Un silence de plomb suit ses paroles. Nous observons Coralie, qui fait mine de boire une gorgée de son mojito alors même que son verre est vide.

     Astride plaisantait, objectai-je face à mon amie, totalement prise au dépourvu. Si tu es de mauvaise humeur, tu peux rentrer chez toi. Tu n’étais pas obligée de t’emporter sur elle comme tu viens de le faire, poursuivis-je.

     Elle pourrait aussi éviter de dire des âneries aussi grosses qu’elle. Ça changerait pour une fois.

     Ecoute Coralie, nous sommes amies et elle ne t’a rien dit qui mérite que tu lui parles de la sorte. Je pense que tu pourrais t’excuser, au lieu de rester camper sur tes positions alors que nous savons toutes que tu as tort.

L’intéressée marmonna de vagues excuses à notre pâtissière, avant d’attraper nos verres vides et de se réfugier dans la cuisine sous prétexte de nous ravitailler.

     Elle ne le pensait pas, rassurai-je Astride. Tu as bien vu qu’elle n’est pas d’humeur en ce moment. Elle doit avoir des petits soucis au travail. Et, tu la connais dans ces cas-là.

     Oui, je sais. Mais… Enfin, je n’ai pas compris pourquoi elle m’a agressée de cette manière. Je n’ai rien dit que je ne dirais pas habituellement.

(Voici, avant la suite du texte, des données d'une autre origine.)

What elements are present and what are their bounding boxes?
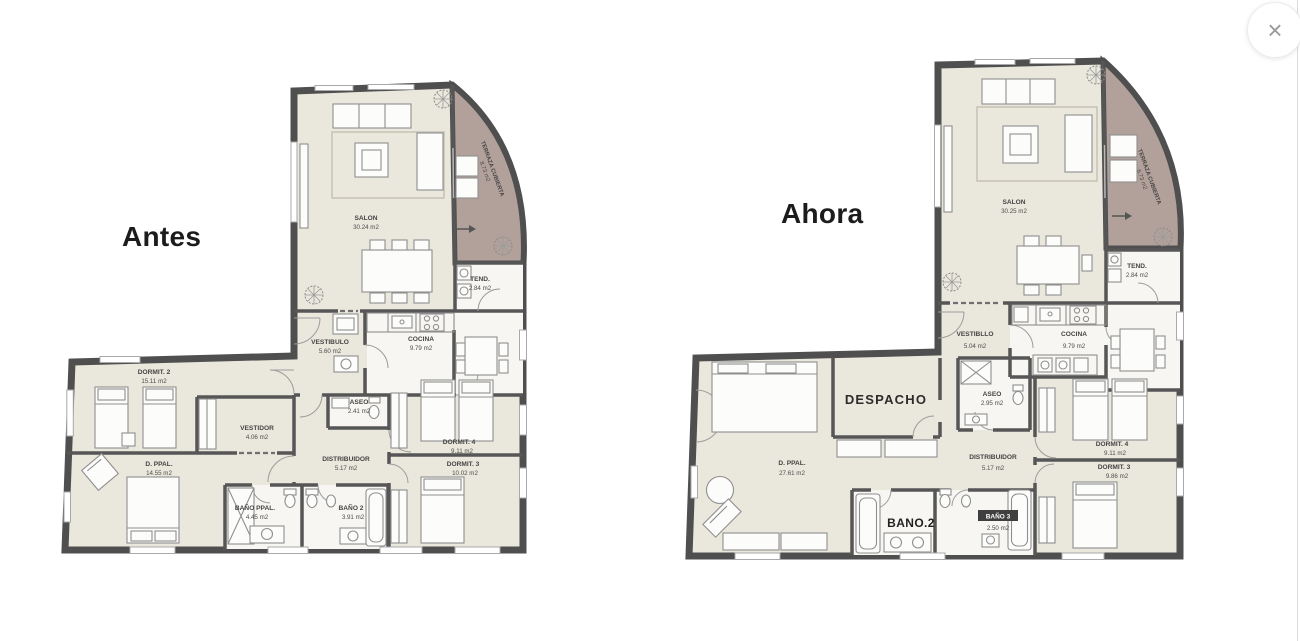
room-label-aseo: ASEO [350,399,369,406]
room-label-dppal: D. PPAL. [145,461,173,468]
chaise [1065,115,1092,172]
room-label-cocina: COCINA [1061,331,1087,338]
room-area-distribuidor: 5.17 m2 [335,465,358,472]
close-button[interactable]: × [1247,2,1300,58]
room-area-bano-ppal: 4.45 m2 [246,514,269,521]
room-label-salon: SALON [1002,199,1025,206]
tv-unit [944,126,952,212]
coffee-table [1003,126,1038,163]
room-area-tend: 2.84 m2 [1126,272,1149,279]
plant-icon [1087,66,1105,84]
room-area-bano3: 2.50 m2 [987,525,1010,532]
room-label-bano3: BAÑO 3 [986,512,1011,521]
plant-icon [494,237,512,255]
room-label-distribuidor: DISTRIBUIDOR [969,454,1017,461]
hall-console [333,314,358,334]
bedroom4-furniture [1039,379,1147,440]
sofa [982,79,1055,104]
lowboards [723,533,827,550]
plant-icon [434,90,452,108]
room-area-dppal: 27.61 m2 [779,470,805,477]
chaise [417,133,443,190]
room-label-vestibulo: VESTIBULO [311,339,349,346]
plant-icon [943,273,961,291]
breakfast-table [456,337,508,375]
room-area-dppal: 14.55 m2 [146,470,172,477]
room-area-vestibulo: 5.60 m2 [319,348,342,355]
dining-table [362,240,432,303]
room-label-dormit3: DORMIT. 3 [1098,464,1131,471]
room-area-bano2: 3.91 m2 [342,514,365,521]
room-area-dormit4: 9.11 m2 [1104,450,1126,457]
room-label-bano-ppal: BAÑO PPAL. [235,503,275,512]
room-area-dormit2: 15.11 m2 [141,378,167,385]
room-area-dormit4: 9.11 m2 [451,448,473,455]
room-area-dormit3: 10.02 m2 [452,470,478,477]
vestidor-wardrobe [199,399,216,449]
room-label-tend: TEND. [470,276,490,283]
room-label-bano2: BAÑO 2 [339,503,364,512]
room-label-vestibulo: VESTIBLLO [957,331,994,338]
room-area-distribuidor: 5.17 m2 [982,465,1005,472]
floor-plan-ahora: SALON 30.25 m2 TERRAZA CUBIERTA 6.73 m2 … [689,59,1184,560]
room-area-cocina: 9.79 m2 [410,345,433,352]
master-bed [712,362,817,432]
room-area-aseo: 2.41 m2 [348,408,371,415]
sofa [333,104,411,128]
room-label-distribuidor: DISTRIBUIDOR [322,456,370,463]
room-label-tend: TEND. [1127,263,1147,270]
despacho-sideboard [837,440,937,457]
room-area-vestidor: 4.06 m2 [246,434,269,441]
room-label-aseo: ASEO [983,391,1002,398]
master-bed [127,477,179,543]
room-area-cocina: 9.79 m2 [1063,343,1086,350]
room-area-tend: 2.84 m2 [469,285,492,292]
coffee-table [355,143,388,177]
room-area-dormit3: 9.86 m2 [1106,473,1129,480]
room-label-bano2: BANO.2 [887,516,935,530]
room-label-cocina: COCINA [408,336,434,343]
room-area-vestibulo: 5.04 m2 [964,343,987,350]
floor-plans-canvas: SALON 30.24 m2 TERRAZA CUBIERTA 8.73 m2 … [0,0,1300,641]
floor-plan-antes: SALON 30.24 m2 TERRAZA CUBIERTA 8.73 m2 … [64,85,527,554]
room-label-dormit3: DORMIT. 3 [447,461,480,468]
room-label-vestidor: VESTIDOR [240,425,274,432]
plant-icon [305,286,323,304]
room-label-dormit2: DORMIT. 2 [138,369,171,376]
room-label-salon: SALON [354,215,377,222]
plant-icon [1154,228,1172,246]
room-label-dormit4: DORMIT. 4 [1096,441,1129,448]
room-label-despacho: DESPACHO [845,392,927,407]
tv-unit [300,144,308,228]
room-area-salon: 30.25 m2 [1001,208,1027,215]
close-icon: × [1267,17,1282,43]
room-area-salon: 30.24 m2 [353,224,379,231]
room-area-aseo: 2.95 m2 [981,400,1004,407]
laundry-column [334,356,358,372]
room-label-dormit4: DORMIT. 4 [443,439,476,446]
room-label-dppal: D. PPAL. [778,460,806,467]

     Laisse tomber. D’ici deux ou trois verres, elle te fera un énorme câlin, pleura sur ton épaule en te disant qu’elle est « tellement désolée, je suis vraiment trop nulle alors que toi, eh bien, toi tu es la meilleure des copines » continuai-je en imitant la voix de notre amie commune.

Nous nous marrons toujours lorsque le sujet de notre fou rire nous rejoint enfin. Elle dépose nos verres sur la table basse et retourne s’installer dans son fauteuil, toujours très hautaine.

Coralie déteste avoir tort ou reconnaitre qu’elle a dépassé les limites. Toutefois, elle finira par l’admettre et en rira, il suffit de lui laisser le temps de digérer son « échec ».

     J’ai revu André vendredi dernier, lâchai-je pour mettre un terme au malaise qui s’installe.

     Oui, tu nous en avais parlé. Le fameux rendez-vous pour se faire pardonner.

     Hum, acquiesçai-je, en attrapant mon verre.

     Et donc ? Il s’est passé quelque chose ? m’interroge Coralie, qui a le flair pour deviner lorsque quelqu’un cache quelque chose, une véritable fouine.

     Je… eh bien… balbutai-je. Nous avons passé un très bon moment.

     Ce n’est pas ce que Coralie t’a demandé, rétorque Astride.